The kind of personalized, luxe experience now enjoyed by patrons of the world’s most rarified eateries may be beyond the grasp of many of us. (Did everybody see the fascinating New Yorker article on Eleven Madison Park? Here’s a link to the text of the article if you don’t have a New Yorker subscription.) But these days, those upper-echelon restaurants are coming to my own shabby doorstep, in the form of large-format, illustrated volumes that resemble no other cookbook in the repertoire.
I find them fascinating. Between the technical wizardry of the modernist cuisine movement, and the bottomless pockets of their global-citizen, hedge-fund clientele, what you get are publications that seem to descend from another realm.
Some, after the mold of Noma, are obsessed with recreating authenticity in recipes most of us will find impossible to source–black grouse in hay, for example, which starts with this ingredient: “1 black grouse, perfectly matured, plucked, gutted, and at room temperature.” That’s from Fäviken, a Swedish farm-restaurant “not far from the Arctic Circle”. (Oh, good. I can swing by on my daily run to the Pole.)
Marque comes to us from the Sydney restaurant of that name. The photographs are gorgeous, and at first glance seem parsable to the home cook. “Roast Muscovy duck with steamed eggplant, yoghurt, and dried scallop.” I know what all of those are! Then we proceed to the instruction. The beautiful photographs may be worth 1000 words–but you get another 1000 at least in many of these recipes. The first seven words are often “Begin this recipe one day in advance,” followed by “churn in the Pacojet,” “blend in a little xanthan gum. Bottle the gel.” “strain again and pour into a thermo cream gun,” “wrap a 20 centimetre long piece of kitchen string around the balloon…” and so forth. Balloon??

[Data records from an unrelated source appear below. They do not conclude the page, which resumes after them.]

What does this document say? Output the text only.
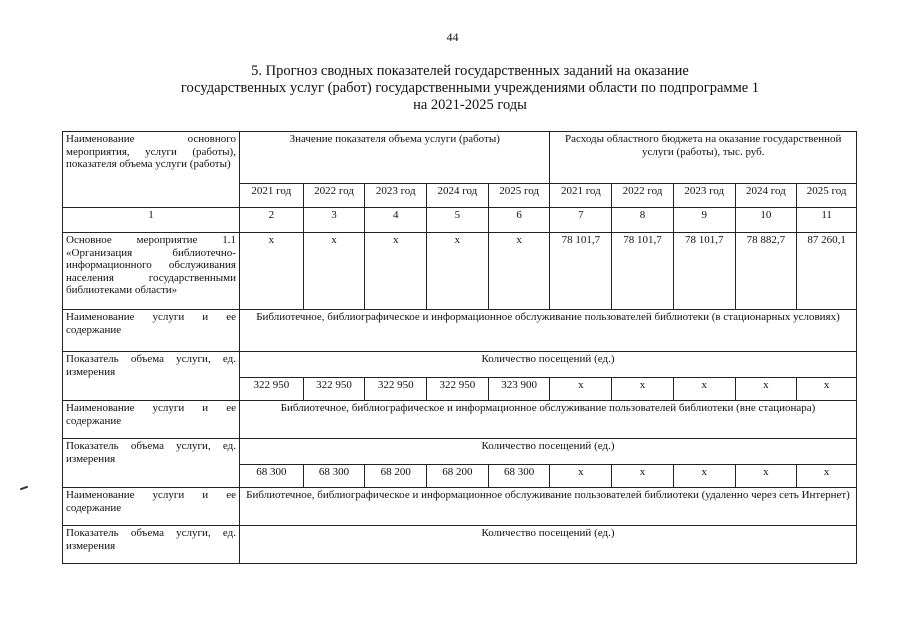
44
5. Прогноз сводных показателей государственных заданий на оказание
государственных услуг (работ) государственными учреждениями области по подпрограмме 1
на 2021-2025 годы
Наименование основного мероприятия, услуги (работы), показателя объема услуги (работы)	Значение показателя объема услуги (работы)					Расходы областного бюджета на оказание государственной услуги (работы), тыс. руб.				
	2021 год	2022 год	2023 год	2024 год	2025 год	2021 год	2022 год	2023 год	2024 год	2025 год
1	2	3	4	5	6	7	8	9	10	11
Основное мероприятие 1.1 «Организация библиотечно-информационного обслуживания населения государственными библиотеками области»	x	x	x	x	x	78 101,7	78 101,7	78 101,7	78 882,7	87 260,1
Наименование услуги и ее содержание	Библиотечное, библиографическое и информационное обслуживание пользователей библиотеки (в стационарных условиях)									
Показатель объема услуги, ед. измерения	Количество посещений (ед.)									
	322 950	322 950	322 950	322 950	323 900	x	x	x	x	x
Наименование услуги и ее содержание	Библиотечное, библиографическое и информационное обслуживание пользователей библиотеки (вне стационара)									
Показатель объема услуги, ед. измерения	Количество посещений (ед.)									
	68 300	68 300	68 200	68 200	68 300	x	x	x	x	x
Наименование услуги и ее содержание	Библиотечное, библиографическое и информационное обслуживание пользователей библиотеки (удаленно через сеть Интернет)									
Показатель объема услуги, ед. измерения	Количество посещений (ед.)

And then there are the old-school restaurants, whose recipes may translate more easily to us–they might have truffles or puff pastry, but no equipment you have to order from a medical-supply catalog. A Table at Le Cirque is one such, filled with nostalgia–photographs of celebrities, fond reminiscences. It looks affectionately backward, just as its cutting-edge peers look resolutely forward. You can make chocolate soufflé, or bouillabaisse, or lobster risotto, and the recipes won’t look that different from what you’ll find on the Internet or in your own cookbook collection. Isn’t it odd, that a three-star restaurant can seem so homey and so quaint in this age of upscale dining?